The Malton Business Improvement Area Executive Board shall consist of a minimum of 7 directors and a maximum of 12 (excluding associate members). Four positions must be filled at all times. These are: Chair Vice-Chair Treasurer Secretary These are the officers of the Malton BIA and hold additional responsibilities beyond those of other Board Directors. The members of the board of directors will be appointed at the beginning of the Mississauga City Council term and serve until the next City Council is sworn in (usually 4 years).
Purpose
The role of the Board is to provide stewardship of the Malton Business Improvement Area and to add to the long-term success of the organization.
Duties
As stated, the Board is responsible for the stewardship of the Organization. This requires the Board to oversee the conduct of the business and affairs of the Organization. The Board discharges some of its responsibilities directly and discharges others through Committees of the Board. The Board operates as an Administrative Governing Board, setting the strategic direction of the Malton Business Improvement Area (Malton BIA), as well as implementing the policies, processes and programs. The operations of the Malton BIA are carried out primarily through the work of the committees and volunteers. The Board works to achieve consensus on decisions made.
Assist in the evaluation of the board of directors and the Malton BIA. Provide appropriate guidance to individual Board members in discharging their duties; Ensure newly appointed directors receive an appropriate orientation and education program; Provide arrangements for members of the board, associate members and member businesses to communicate with the Chair and the board of directors; Promote best practices and high standards of corporate governance; and Serve and Chair the Executive Committee.

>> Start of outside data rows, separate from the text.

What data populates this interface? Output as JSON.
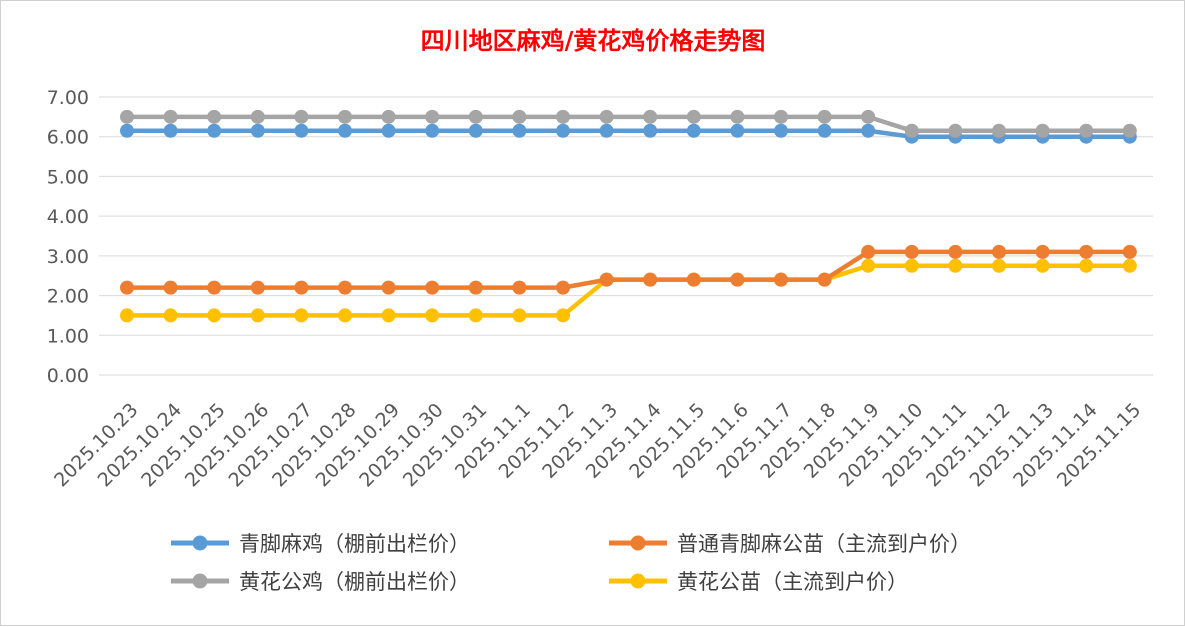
{
  "chart_data": {
    "type": "line",
    "title": "四川地区麻鸡/黄花鸡价格走势图",
    "xlabel": "",
    "ylabel": "",
    "ylim": [
      0,
      7
    ],
    "yticks": [
      "0.00",
      "1.00",
      "2.00",
      "3.00",
      "4.00",
      "5.00",
      "6.00",
      "7.00"
    ],
    "grid": "horizontal",
    "legend_position": "bottom",
    "categories": [
      "2025.10.23",
      "2025.10.24",
      "2025.10.25",
      "2025.10.26",
      "2025.10.27",
      "2025.10.28",
      "2025.10.29",
      "2025.10.30",
      "2025.10.31",
      "2025.11.1",
      "2025.11.2",
      "2025.11.3",
      "2025.11.4",
      "2025.11.5",
      "2025.11.6",
      "2025.11.7",
      "2025.11.8",
      "2025.11.9",
      "2025.11.10",
      "2025.11.11",
      "2025.11.12",
      "2025.11.13",
      "2025.11.14",
      "2025.11.15"
    ],
    "series": [
      {
        "name": "青脚麻鸡（棚前出栏价）",
        "color": "#5b9bd5",
        "values": [
          6.15,
          6.15,
          6.15,
          6.15,
          6.15,
          6.15,
          6.15,
          6.15,
          6.15,
          6.15,
          6.15,
          6.15,
          6.15,
          6.15,
          6.15,
          6.15,
          6.15,
          6.15,
          6.0,
          6.0,
          6.0,
          6.0,
          6.0,
          6.0
        ]
      },
      {
        "name": "普通青脚麻公苗（主流到户价）",
        "color": "#ed7d31",
        "values": [
          2.2,
          2.2,
          2.2,
          2.2,
          2.2,
          2.2,
          2.2,
          2.2,
          2.2,
          2.2,
          2.2,
          2.4,
          2.4,
          2.4,
          2.4,
          2.4,
          2.4,
          3.1,
          3.1,
          3.1,
          3.1,
          3.1,
          3.1,
          3.1
        ]
      },
      {
        "name": "黄花公鸡（棚前出栏价）",
        "color": "#a5a5a5",
        "values": [
          6.5,
          6.5,
          6.5,
          6.5,
          6.5,
          6.5,
          6.5,
          6.5,
          6.5,
          6.5,
          6.5,
          6.5,
          6.5,
          6.5,
          6.5,
          6.5,
          6.5,
          6.5,
          6.15,
          6.15,
          6.15,
          6.15,
          6.15,
          6.15
        ]
      },
      {
        "name": "黄花公苗（主流到户价）",
        "color": "#ffc000",
        "values": [
          1.5,
          1.5,
          1.5,
          1.5,
          1.5,
          1.5,
          1.5,
          1.5,
          1.5,
          1.5,
          1.5,
          2.4,
          2.4,
          2.4,
          2.4,
          2.4,
          2.4,
          2.75,
          2.75,
          2.75,
          2.75,
          2.75,
          2.75,
          2.75
        ]
      }
    ],
    "legend_order": [
      0,
      1,
      2,
      3
    ]
  }
}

Assists in organizing the AGM; Serves on the Executive Committee; Keeps copies of the Malton BIA bylaws and the Boards policy statements; Keeps lists of officers, Board Members, committees and general membership; Keeps record of Board attendance.
Absent a compelling reason, attending all Board and Committee meetings, actively participating in deliberations and decisions. When attendance is not possible, a Director should nevertheless become familiar with the matters to be covered at such meeting; Voting on all decisions of the Board or its Committees, except when a conflict of interest exists or may exist; Preventing personal interests from conflicting with, or appearing to conflict with the interests of the Organization and disclosing details of such conflicting interests as they arise; and Acting in the highest ethical manner and with integrity in all matters.